Denis Mizne, executive director of the Lemann Foundation, who helped lead the foundation’s effort to bring the clinical trials for the Oxford vaccine to Brazil, said that decisive first step “was critical in paving the way for the multi-sector collaboration that followed.”
Mizne added, “this project reaffirms the Lemann Foundation’s commitment to the people of Brazil.”
The coalition will be responsible for funding 100 percent of the costs, covering the cutting-edge laboratory and industrial equipment necessary for operation. Ambev will lead the management and execution of the project, under the technical expertise of Bio-Manguinhos, the Fiocruz Immunobiological Technology Institute.
The project involves two phases in order to get the most doses of the vaccine ready for distribution as quickly as possible. In the first phase, Brazil will import the vaccine’s Active Pharmaceutical Ingredient (IFA) from AstraZeneca in order to process and fill the first 100 million doses.

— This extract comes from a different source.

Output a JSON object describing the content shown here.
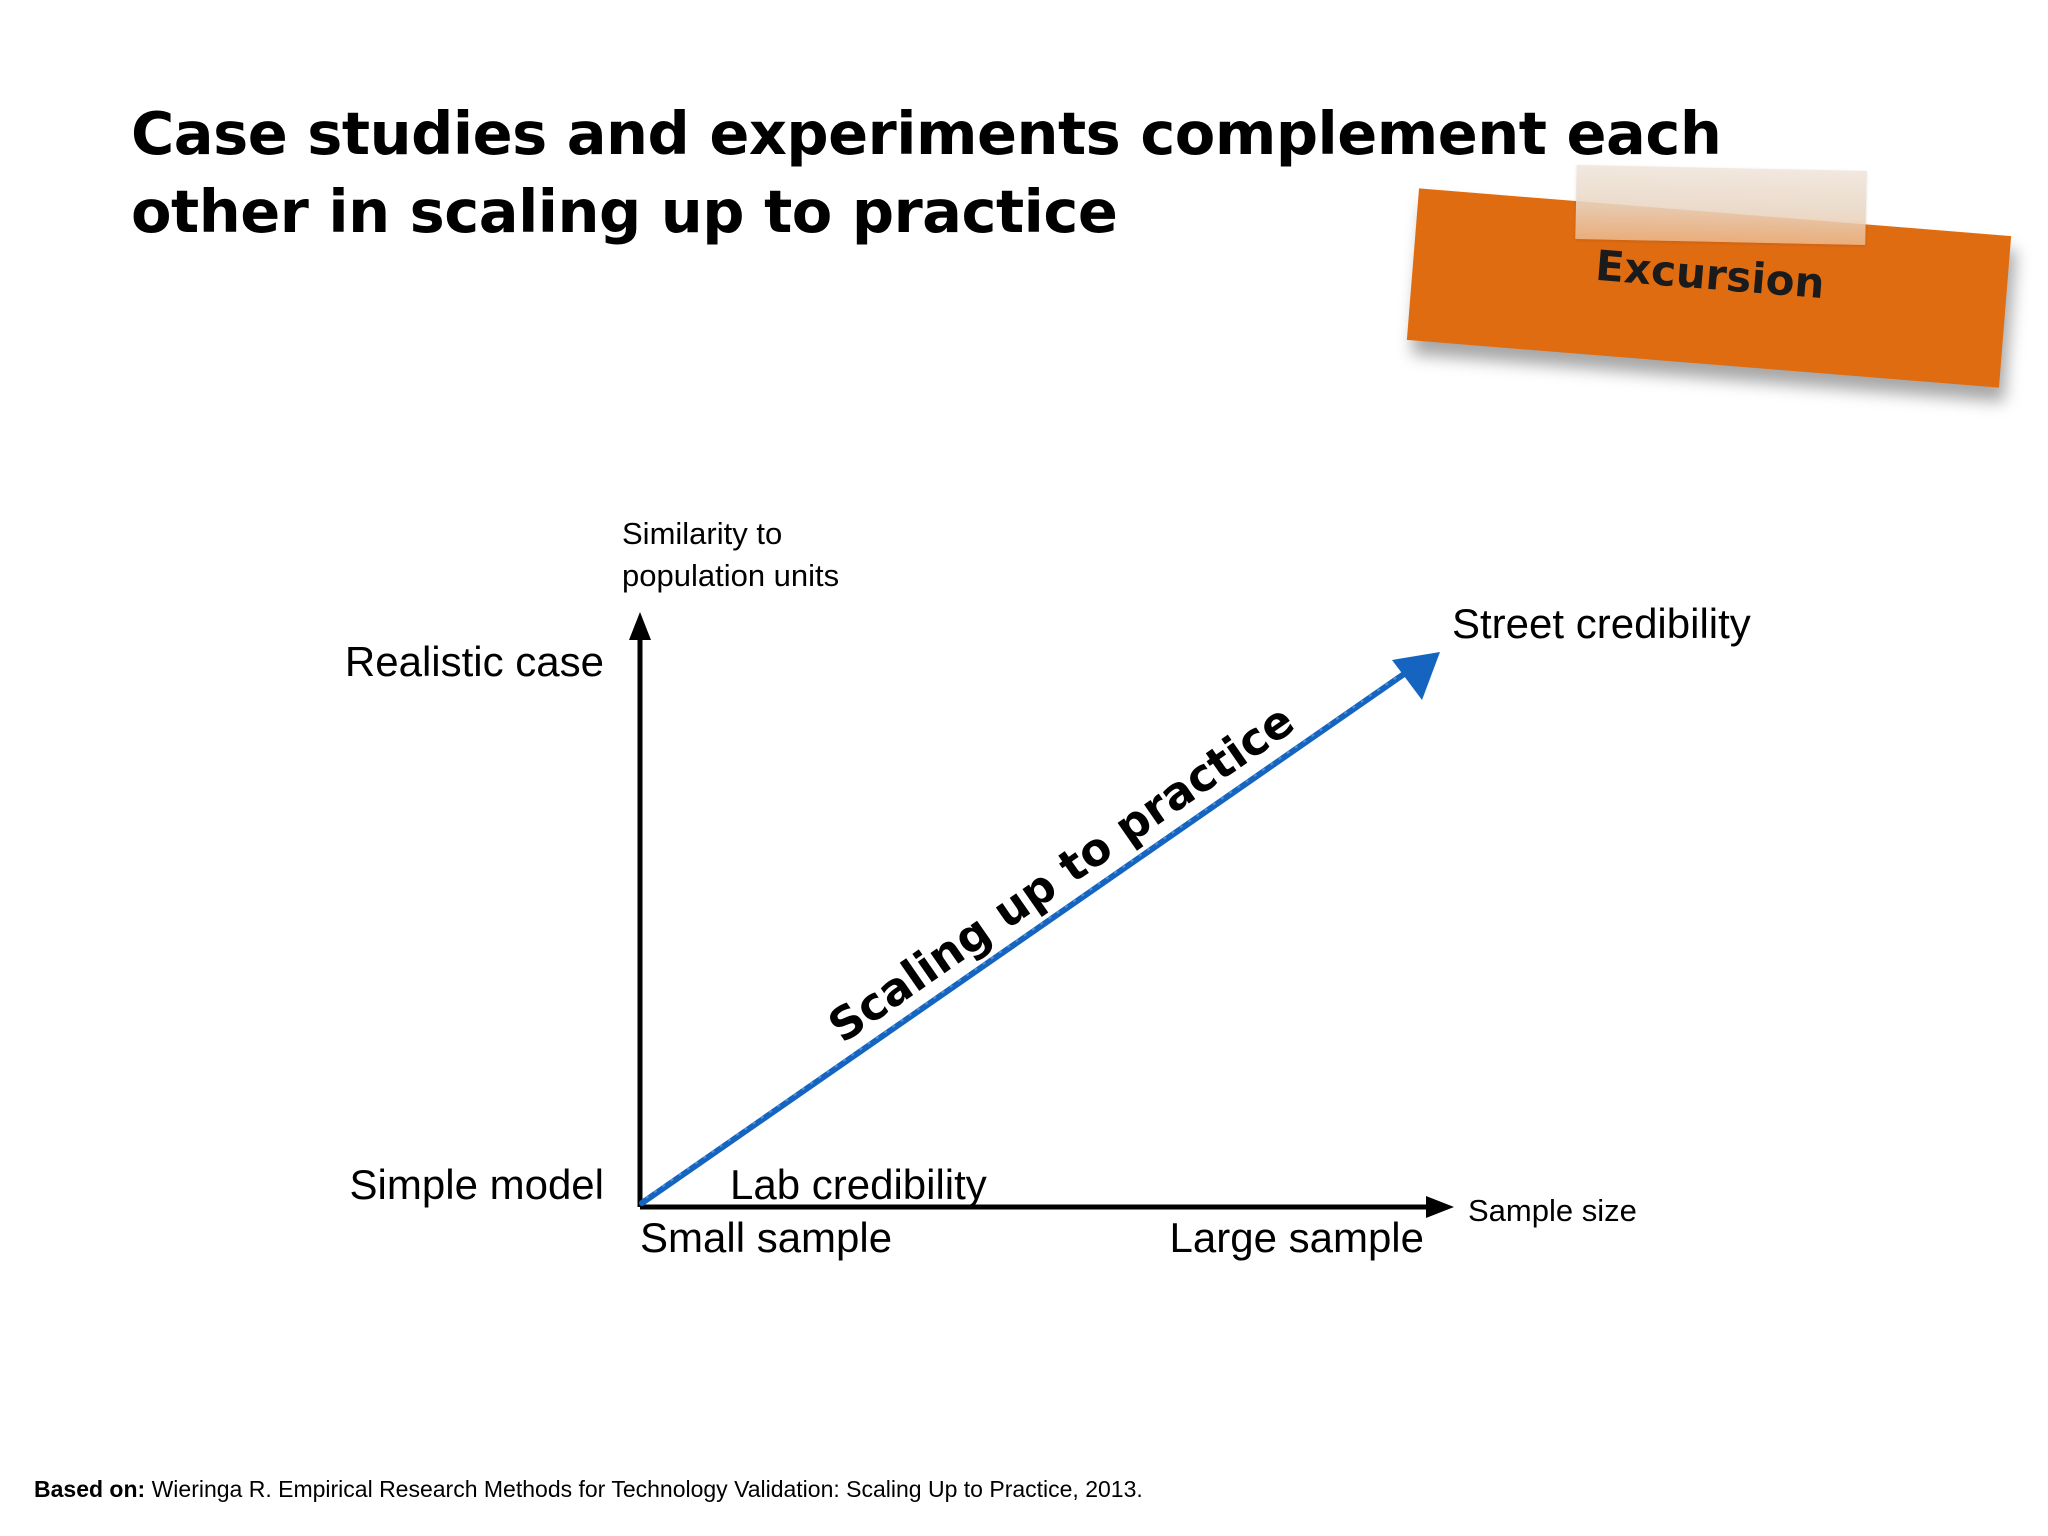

For Phase 2, once the facility is up and running at full capacity, it will manufacture the full vaccine locally from start to finish. The vaccine will only be distributed to the general population once it has passed through all the necessary legal and safety requirements.
Barbosa, Mussnich e Aragão Advogados will act as the project's legal advisor, pro bono. A composite committee by all companies and foundations will be formed to monitor the progress of the work.
Some of the coalition members will also fund a similar facility at the Butantan Institute in São Paulo, which is currently researching an alternate vaccine.